António Pedro Santos / Lusa

Um mês depois de Gabriela Monteiro ter sido morta à frente do tribunal de Braga pelo marido, que confessou tê-la ferido com uma arma branca, o movimento “Mulheres de Braga” anuncia uma manifestação no domingo “pelas outras Gabrielas”.

O grupo surgiu dias depois da vigília organizada na própria noite pelo Theatro Circo, local onde a vítima trabalhava. Gabriela “não é que se tenha tornado um símbolo, mas foi o pavio”, explica Emília Santos, porta-voz do “Mulheres de Braga”.

Uma semana depois da morte de Gabriela, o grupo reuniu mais de uma centena de mulheres na segunda vigília em Braga em homenagem à vítima. Com o objetivo de “as mulheres partilharem as suas histórias e desabafarem”, o crescimento foi rápido. Em quatro dias, tinham já reunido mais de sete mil mulheres na página de Facebook. Hoje, passado um mês, são mais de 14 mil as mulheres de todo o país que o compõem, de acordo com o Observador.
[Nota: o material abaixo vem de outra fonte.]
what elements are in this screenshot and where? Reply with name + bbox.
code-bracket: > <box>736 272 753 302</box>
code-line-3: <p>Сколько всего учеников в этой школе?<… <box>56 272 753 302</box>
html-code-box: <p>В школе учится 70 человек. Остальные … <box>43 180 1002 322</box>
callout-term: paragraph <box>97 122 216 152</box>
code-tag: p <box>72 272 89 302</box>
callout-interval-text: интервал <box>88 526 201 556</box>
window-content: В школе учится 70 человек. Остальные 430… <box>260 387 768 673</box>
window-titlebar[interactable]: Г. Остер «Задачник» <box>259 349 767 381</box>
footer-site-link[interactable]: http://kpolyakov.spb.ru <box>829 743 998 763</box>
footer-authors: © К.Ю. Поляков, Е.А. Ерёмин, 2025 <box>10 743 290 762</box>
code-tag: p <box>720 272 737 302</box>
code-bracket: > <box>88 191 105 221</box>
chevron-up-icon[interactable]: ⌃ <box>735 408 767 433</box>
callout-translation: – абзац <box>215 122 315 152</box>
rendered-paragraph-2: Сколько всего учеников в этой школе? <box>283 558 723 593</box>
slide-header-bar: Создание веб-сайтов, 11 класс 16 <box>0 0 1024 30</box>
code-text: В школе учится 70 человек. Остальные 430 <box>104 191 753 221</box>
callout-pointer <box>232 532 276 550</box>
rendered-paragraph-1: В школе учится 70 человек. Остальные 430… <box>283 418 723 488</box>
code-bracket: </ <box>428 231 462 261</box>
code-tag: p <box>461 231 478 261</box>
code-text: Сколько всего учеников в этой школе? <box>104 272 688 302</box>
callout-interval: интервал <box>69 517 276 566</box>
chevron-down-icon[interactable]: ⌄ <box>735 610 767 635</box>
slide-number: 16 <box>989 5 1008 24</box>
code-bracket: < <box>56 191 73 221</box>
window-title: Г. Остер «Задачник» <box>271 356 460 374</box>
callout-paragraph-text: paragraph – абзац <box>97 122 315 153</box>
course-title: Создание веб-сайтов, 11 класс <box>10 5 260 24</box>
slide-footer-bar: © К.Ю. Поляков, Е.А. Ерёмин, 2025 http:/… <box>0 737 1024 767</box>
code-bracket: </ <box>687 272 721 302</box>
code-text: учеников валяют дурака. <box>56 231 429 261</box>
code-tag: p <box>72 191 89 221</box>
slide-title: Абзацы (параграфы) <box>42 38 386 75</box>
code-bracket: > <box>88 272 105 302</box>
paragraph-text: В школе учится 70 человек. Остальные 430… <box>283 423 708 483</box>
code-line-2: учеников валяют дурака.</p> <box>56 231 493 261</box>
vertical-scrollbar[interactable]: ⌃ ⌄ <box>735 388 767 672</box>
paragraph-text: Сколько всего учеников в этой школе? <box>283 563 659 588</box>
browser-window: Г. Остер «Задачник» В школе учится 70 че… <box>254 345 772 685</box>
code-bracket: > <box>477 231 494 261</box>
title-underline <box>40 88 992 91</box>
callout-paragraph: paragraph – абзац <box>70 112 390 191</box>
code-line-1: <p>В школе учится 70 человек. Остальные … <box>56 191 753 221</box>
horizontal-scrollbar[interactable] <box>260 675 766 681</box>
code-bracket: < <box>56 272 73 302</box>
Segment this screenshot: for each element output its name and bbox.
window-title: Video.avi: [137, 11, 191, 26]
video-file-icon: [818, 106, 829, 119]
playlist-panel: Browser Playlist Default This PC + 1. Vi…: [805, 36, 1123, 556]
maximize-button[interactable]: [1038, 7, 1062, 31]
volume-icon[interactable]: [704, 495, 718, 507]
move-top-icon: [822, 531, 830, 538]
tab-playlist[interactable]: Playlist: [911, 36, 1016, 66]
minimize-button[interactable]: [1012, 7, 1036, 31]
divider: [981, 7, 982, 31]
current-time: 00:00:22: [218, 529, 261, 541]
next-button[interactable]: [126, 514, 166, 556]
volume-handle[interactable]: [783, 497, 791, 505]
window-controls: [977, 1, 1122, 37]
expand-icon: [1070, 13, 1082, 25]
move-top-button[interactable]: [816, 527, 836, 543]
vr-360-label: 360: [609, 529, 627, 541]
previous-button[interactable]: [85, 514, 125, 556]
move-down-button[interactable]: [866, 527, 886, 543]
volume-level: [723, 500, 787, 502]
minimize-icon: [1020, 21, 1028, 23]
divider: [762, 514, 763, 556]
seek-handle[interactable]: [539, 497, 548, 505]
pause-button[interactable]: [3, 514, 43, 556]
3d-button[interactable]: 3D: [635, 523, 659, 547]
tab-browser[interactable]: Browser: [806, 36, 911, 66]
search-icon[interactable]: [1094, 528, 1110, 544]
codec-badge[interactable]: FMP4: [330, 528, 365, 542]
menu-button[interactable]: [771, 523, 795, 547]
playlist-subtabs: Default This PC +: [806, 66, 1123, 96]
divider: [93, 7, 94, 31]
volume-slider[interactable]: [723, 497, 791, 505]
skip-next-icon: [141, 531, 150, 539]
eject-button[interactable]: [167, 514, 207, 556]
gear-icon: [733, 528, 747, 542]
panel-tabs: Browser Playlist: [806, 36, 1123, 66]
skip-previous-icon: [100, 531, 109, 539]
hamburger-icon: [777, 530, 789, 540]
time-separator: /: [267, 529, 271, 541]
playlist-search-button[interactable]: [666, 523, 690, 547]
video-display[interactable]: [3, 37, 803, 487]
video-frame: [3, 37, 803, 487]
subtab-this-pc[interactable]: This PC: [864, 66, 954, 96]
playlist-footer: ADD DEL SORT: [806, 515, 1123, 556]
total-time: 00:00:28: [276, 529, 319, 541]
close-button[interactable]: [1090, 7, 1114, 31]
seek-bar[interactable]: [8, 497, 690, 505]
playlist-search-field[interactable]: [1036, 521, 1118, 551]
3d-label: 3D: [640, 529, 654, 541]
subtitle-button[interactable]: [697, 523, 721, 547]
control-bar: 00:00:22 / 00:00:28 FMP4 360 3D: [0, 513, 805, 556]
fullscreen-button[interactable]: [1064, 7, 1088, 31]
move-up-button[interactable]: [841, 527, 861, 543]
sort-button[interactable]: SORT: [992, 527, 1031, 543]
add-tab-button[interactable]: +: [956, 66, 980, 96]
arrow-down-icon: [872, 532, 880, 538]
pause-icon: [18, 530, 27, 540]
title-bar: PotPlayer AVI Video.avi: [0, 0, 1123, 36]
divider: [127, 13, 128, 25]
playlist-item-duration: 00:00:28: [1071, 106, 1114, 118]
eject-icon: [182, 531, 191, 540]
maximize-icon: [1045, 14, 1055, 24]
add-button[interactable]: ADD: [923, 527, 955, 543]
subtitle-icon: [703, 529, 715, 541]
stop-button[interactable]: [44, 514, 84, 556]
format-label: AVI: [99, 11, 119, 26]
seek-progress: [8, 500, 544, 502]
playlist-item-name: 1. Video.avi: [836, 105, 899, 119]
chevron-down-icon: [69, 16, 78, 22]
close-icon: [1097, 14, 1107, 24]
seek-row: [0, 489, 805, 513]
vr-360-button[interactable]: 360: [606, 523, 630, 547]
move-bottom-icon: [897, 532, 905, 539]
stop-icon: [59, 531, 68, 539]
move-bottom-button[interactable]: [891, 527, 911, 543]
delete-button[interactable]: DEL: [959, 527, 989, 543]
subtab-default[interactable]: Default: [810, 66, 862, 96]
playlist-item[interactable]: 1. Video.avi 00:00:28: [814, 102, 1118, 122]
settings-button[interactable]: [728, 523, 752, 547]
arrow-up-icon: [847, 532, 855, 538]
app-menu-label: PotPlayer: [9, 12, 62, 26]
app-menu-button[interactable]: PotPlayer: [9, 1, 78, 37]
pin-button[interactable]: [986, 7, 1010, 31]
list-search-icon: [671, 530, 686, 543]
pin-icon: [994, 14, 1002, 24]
Primeiro era um cantinho para desabafos de mulheres que estão presas, que não conseguem falar com a família e têm-nos ali. Depois, como cresceu, decidimos iniciar um apoio mais formal, encaminhá-las com a ajuda das associações que se juntaram a nós”, reforça a porta-voz do movimento, Emília Santos.

No domingo são esperadas mais de uma centena de mulheres nas ruas de Braga. Emília garante que já está confirmado que pessoas vindas de várias cidades do país também vão estar presentes.

Nesse dia será também lançada uma petição para que alguns aspetos legislativos relacionados com violência doméstica sejam alterados.

Emília Santos disse ao Observador que se pretende introduzir nas escolas “uma disciplina obrigatória desde o pré-escolar, dada por alguém formado e especializado para os abusos sexuais e para as agressões”. O movimento pretende igualmente que nas autarquias ou nos postos das forças policiais seja providenciado um gabinete de apoio à vítima 24 horas por dia com possibilidade de proteção imediata à vítima depois da queixa, dando como exemplo o mau funcionamento destas infraestruturas na cidade de Braga.